“Will’s Law” is no more.
Bellevue State Sen. Sue Crawford, citing a lack of support from epilepsy specialists, announced she has withdrawn Legislative Bill 1102, which would have made it legal to use a non-hallucinogenic form of hemp oil for the treatment of intractable epilepsy.
In her motion to withdraw the bill, Crawford cited an earlier statement that she would not pursue legalization unless it was backed by at least one Nebraska epilepsy specialist practicing in a “Level 4” epilepsy center.
“At this time, these physicians in our state are unable to support the bill,” she said.
Crawford said doctors will not approve a medical option that has not been subjected to rigorous tests, without which they cannot know of harmful side effects.
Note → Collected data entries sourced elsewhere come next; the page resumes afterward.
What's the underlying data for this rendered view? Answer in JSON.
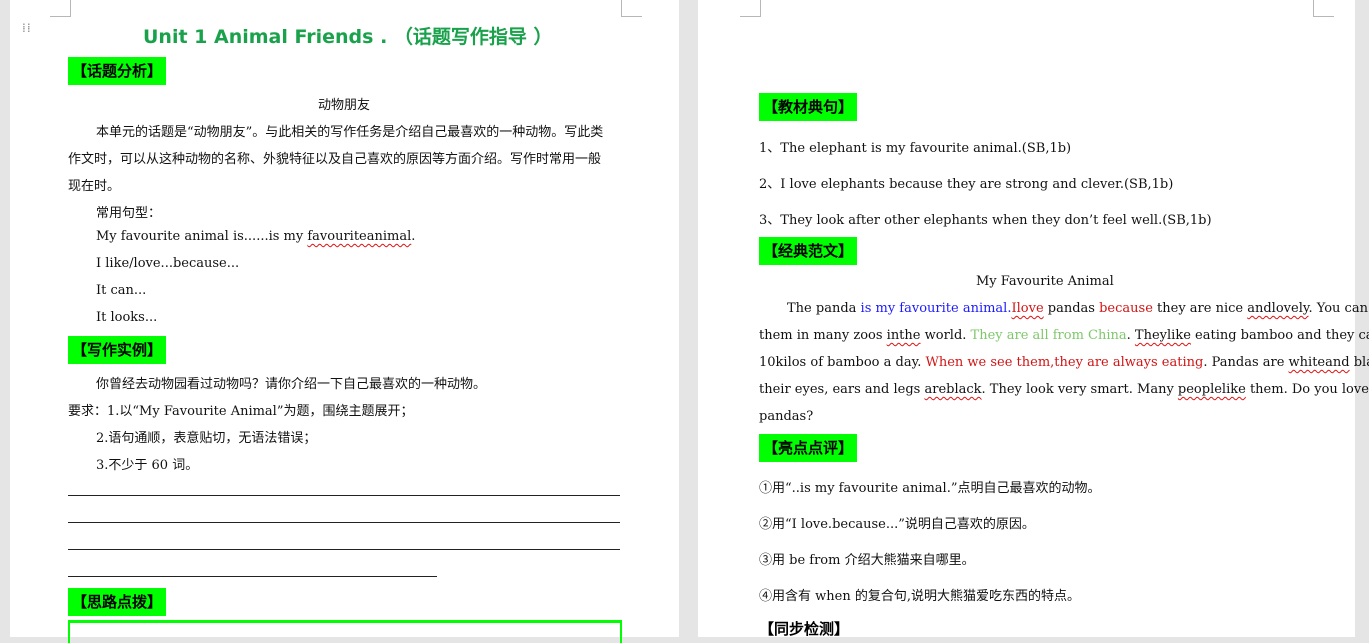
{
  "left": {
    "title": "Unit 1 Animal Friends .  （话题写作指导 ）",
    "h1": "【话题分析】",
    "topic_center": "动物朋友",
    "intro_p1": "本单元的话题是“动物朋友”。与此相关的写作任务是介绍自己最喜欢的一种动物。写此类",
    "intro_p2": "作文时，可以从这种动物的名称、外貌特征以及自己喜欢的原因等方面介绍。写作时常用一般",
    "intro_p3": "现在时。",
    "patterns_label": "常用句型：",
    "pattern1_a": "My favourite animal is......is my ",
    "pattern1_b": "favouriteanimal",
    "pattern1_c": ".",
    "pattern2": "I like/love...because...",
    "pattern3": "It can...",
    "pattern4": "It looks...",
    "h2": "【写作实例】",
    "task_q": "你曾经去动物园看过动物吗？请你介绍一下自己最喜欢的一种动物。",
    "req1": "要求：1.以“My Favourite Animal”为题，围绕主题展开；",
    "req2": "2.语句通顺，表意贴切，无语法错误；",
    "req3": "3.不少于 60 词。",
    "h3": "【思路点拨】"
  },
  "right": {
    "h1": "【教材典句】",
    "s1": "1、The elephant is my favourite animal.(SB,1b)",
    "s2": "2、I love elephants because they are strong and clever.(SB,1b)",
    "s3": "3、They look after other elephants when they don’t feel well.(SB,1b)",
    "h2": "【经典范文】",
    "essay_title": "My Favourite Animal",
    "e1_a": "The panda ",
    "e1_b": "is my favourite animal.",
    "e1_c": "Ilove",
    "e1_d": " pandas ",
    "e1_e": "because",
    "e1_f": " they are nice ",
    "e1_g": "andlovely",
    "e1_h": ". You can see",
    "e2_a": "them in many zoos ",
    "e2_b": "inthe",
    "e2_c": " world. ",
    "e2_d": "They are all from China",
    "e2_e": ". ",
    "e2_f": "Theylike",
    "e2_g": " eating bamboo and they can eat",
    "e3_a": "10kilos of bamboo a day. ",
    "e3_b": "When we see them,they are always eating",
    "e3_c": ". Pandas are ",
    "e3_d": "whiteand",
    "e3_e": " black and",
    "e4_a": "their eyes, ears and legs ",
    "e4_b": "areblack",
    "e4_c": ". They look very smart. Many ",
    "e4_d": "peoplelike",
    "e4_e": " them. Do you love",
    "e5": "pandas?",
    "h3": "【亮点点评】",
    "c1": "①用“..is my favourite animal.”点明自己最喜欢的动物。",
    "c2": "②用“I love.because...”说明自己喜欢的原因。",
    "c3": "③用 be from  介绍大熊猫来自哪里。",
    "c4": "④用含有 when 的复合句,说明大熊猫爱吃东西的特点。",
    "h4": "【同步检测】"
  },
  "colors": {
    "title": "#1aa14b",
    "highlight": "#00ff00",
    "blue": "#1a1aff",
    "red": "#d11414",
    "green": "#7ec86a"
  }
}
They also fear that parents will turn to the untested oil instead of medically approved surgery, and that a lack of regulation means that no quality control standards are in place.
Crawford proposed the bill after Shelley and Dominic Gillen, a Bellevue couple, sought the right to treat their 11-year-old son, Will, with the oil.
Will has suffered hundreds of seizures a week all his life despite the use of traditional anti-convulsants.
The oil is legal in Colorado. A stream of encouraging testimonies from families whose epileptic children had benefited from the oil motivated the Gillens to make their case at a Crawford town hall meeting last November.
Crawford noted a top pediatric neurologist at the University of Utah had supported a similar bill pending in that state, and she hoped comparable support might be found in Nebraska.
In addition, she said, similar efforts are under way in Alabama.
“I introduced this bill because I feel it is important that we have a conversation about hemp oil and its potential to help children and others who suffer from devastating seizures,” she said.
She said an online petition supporting legalization has been signed by more than 2,800 people.
Crawford said she is not giving up on the issue entirely. She has introduced a legislative resolution calling for a study of hemp oil and its effectiveness in treating epilepsy.
She also cited federal and state legal initiatives that might make it easier to authorize the use of hemp oil.
Given the changing landscape regarding the medical use of non-hallucinatory marijuana, Crawford said an interim study could be useful.
“An interim study will allow us to see what has happened in other states that are attempting to decriminalize hemp oil,” she said.
Shelley Gillen said Crawford informed her she was withdrawing the bill.
She said she had hoped that the process could unfold, at least to see what support might exist in the Legislature to legalize the hemp oil.
Neither she nor her husband, Dominic, said they would give up the fight to win the chance to try the oil.
Dominic said a bill pending in the Legislature would acknowledge changes to federal law that have legalized the use of non-hallucinogenic hemp for industrial purposes.
Although now legal under federal law, the Legislature must legalize industrial hemp in the state, he said, and if it does it might become possible to use the oil.
“This oil has been showing results for a long time,” he said. “I just wish the doctors would get on board.”